Noctis's breath came rough through blood. His jaw dripped red, his shoulder dragged fire where bone had cracked, and one wing stuttered on every beat. His halo still burned, arcs leaving scars in the clouds, and his eyes stayed locked on the back band. The healers.

They had staggered their columns now, learned from the ruin he'd cut. Breaths alternated, hands shifted, so when one voice broke another caught the hymn. Good discipline. He respected it. He would still end it.

He angled his wings and dropped. The front wedge lifted shields and spears in perfect timing. He hit them full, let the impact split blood across his chest, and forced his way through. His Reaver split a shield rim to spine, claws tore another throat, scythes carved knees out from under two more. He forced a path the way a boulder forces a stream to move around it.

The healers braced. Palms lifted. Light gathered.

Noctis smiled through blood. "Now you break."

He pulled everything at once.

Sovereign's Crucible IX ignited around him, veins burning hot as forges. Light cracked as marrow seized in fifty bodies at once. Angels froze mid-flight, jaws locked, wings stuttering. Shields sagged. Spears tipped.

Crimson Tempest Dominion IX roared in, a hurricane of red-black wind that burned sanctity out of the air. Feathers ignited, wings tore, armor cracked. The storm bit deeper the longer they stayed inside it. Screams rose, sharp and human under the hymn.

He held nothing back.

Eucharist Chalice IX pulsed through his chest. His broken wing knit enough to drive again, sternum holding where sanctity had split it. Pain dulled just enough to keep breath steady. The glow seared into him, part healing, part fire.

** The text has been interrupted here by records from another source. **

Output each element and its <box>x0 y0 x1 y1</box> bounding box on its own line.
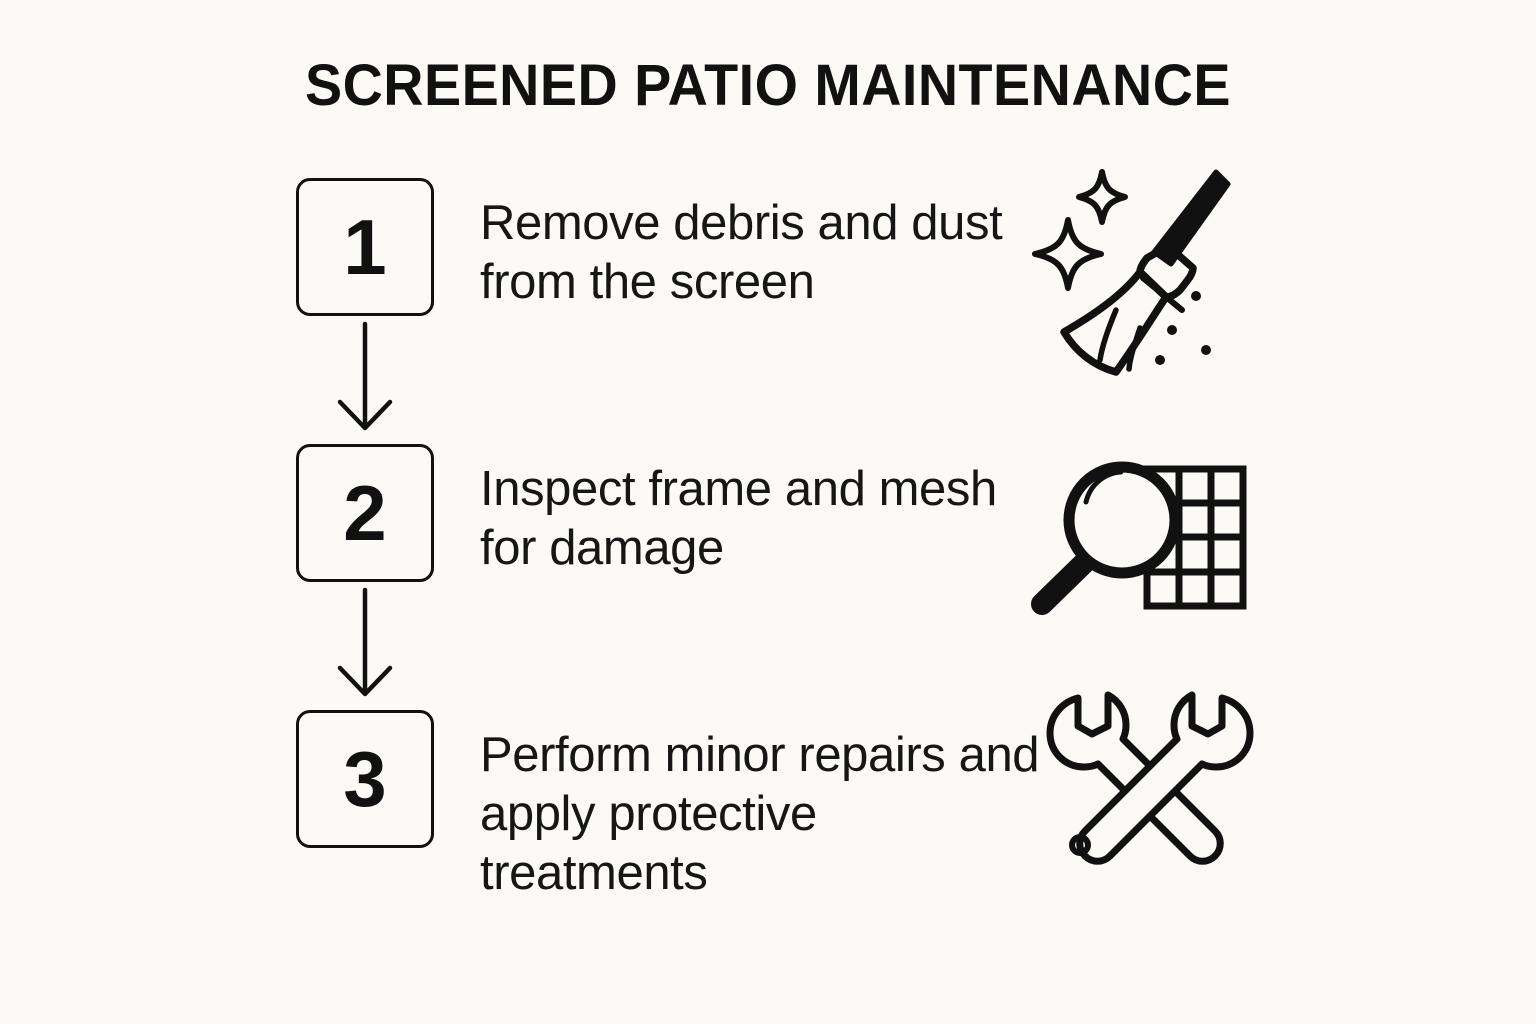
step-icon-3 <box>1040 690 1260 885</box>
step-number-box-2: 2 <box>296 444 434 582</box>
lens-glare-icon <box>1083 469 1124 505</box>
down-arrow-icon <box>337 587 393 697</box>
wrench-hole-icon <box>1069 834 1091 856</box>
crossed-wrenches-icon <box>1040 690 1260 880</box>
step-number-box-3: 3 <box>296 710 434 848</box>
connector-arrow-2 <box>296 582 434 710</box>
magnifier-lens-icon <box>1063 461 1181 579</box>
magnifier-mesh-icon <box>1031 461 1247 615</box>
sparkle-icon <box>1032 217 1104 291</box>
step-row-2: 2 Inspect frame and mesh for damage <box>296 444 1296 582</box>
dust-specks-icon <box>1155 291 1211 365</box>
step-number-3: 3 <box>343 735 387 823</box>
step-icon-2 <box>1020 440 1260 635</box>
sparkle-icon <box>1076 169 1128 225</box>
step-text-1: Remove debris and dust from the screen <box>480 196 1003 309</box>
step-text-2: Inspect frame and mesh for damage <box>480 462 997 575</box>
magnifier-handle-icon <box>1031 553 1094 615</box>
connector-arrow-1 <box>296 316 434 444</box>
step-row-1: 1 Remove debris and dust from the screen <box>296 178 1296 316</box>
steps-list: 1 Remove debris and dust from the screen… <box>296 178 1296 903</box>
step-number-2: 2 <box>343 469 387 557</box>
broom-sparkle-icon <box>1032 169 1231 376</box>
down-arrow-icon <box>337 321 393 431</box>
step-icon-1 <box>1030 160 1260 395</box>
step-text-3: Perform minor repairs and apply protecti… <box>480 728 1040 900</box>
icon-column <box>1010 0 1310 1024</box>
step-number-box-1: 1 <box>296 178 434 316</box>
page-title: SCREENED PATIO MAINTENANCE <box>304 53 1232 118</box>
step-row-3: 3 Perform minor repairs and apply protec… <box>296 710 1296 903</box>
step-number-1: 1 <box>343 203 387 291</box>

Then the trap. Sovereign Chains IX lashed the air, a web of blood-iron links snapping shut across the back band. Chains coiled throats, wrists, wings, holding them in crosses and knots. The healers jerked, voices strangled in their own throats. Light faltered in their palms.

"No song," Noctis snarled. "No light."

He dove.

The first healer gagged against a chain, eyes wide as Noctis's blade found him. The Reaver cut clean through collarbone and chest, marrow spilling into the storm. The body twitched once before falling.

The second tried to force a hymn through a crushed throat. Noctis ripped the jaw off with one hand and split the chest with the scythes. The body sagged, blood spraying in ribbons that painted his armor.

"Two," Noctis muttered, counting, then pushed on.

Chains yanked three more healers into a knot. Their hands still glowed faint, trying to hold a chord together. Noctis drove his halo through them. Halo Severance II cut necks and wrists alike, arcs slicing clean through. Heads fell in slow arcs, wings folding as bodies tumbled into the sea below.

The hymn cracked. The host buckled. Shields dipped, spears slipped, lines shuddered.

"Fall!" Noctis roared. His voice carried over the hymn, blunt and brutal. "Fall with them!"

He smashed through the front line. His claws ripped through armor, tore ribs open, crushed spines in fists. The Reapers spun wider, cutting wings in half, leaving bodies tumbling blind. Blood sprayed in sheets, feathers drifted like black snow.

The healers tried to catch rhythm again. Noctis saw the desperation in their hands, the tremor under their arms. He laughed through blood. "Still trying? Pointless."

He snapped another chain, dragged a healer down by the neck, and impaled him on a scythe. The body twitched, hymn sputtered, blood poured. The next healer screamed voicelessly, light faltering, and Noctis tore him open with claws.

One by one, the back band died.

By the end of the pass, five healers hung in chains, bodies slashed, blood dripping steady trails. The hymn was thinner now, jagged and desperate, no longer smooth and perfect. The host flinched each time he turned toward them.

Noctis hovered, breath rough, chest smoking, wings trembling under blood and fire. He lifted the Reaver, its blade dripping red.

"You healers are finished," he said flat. "The rest of you are next."

He dove again, halo blazing, storm raging. The sky filled with feathers, blood, and broken hymn.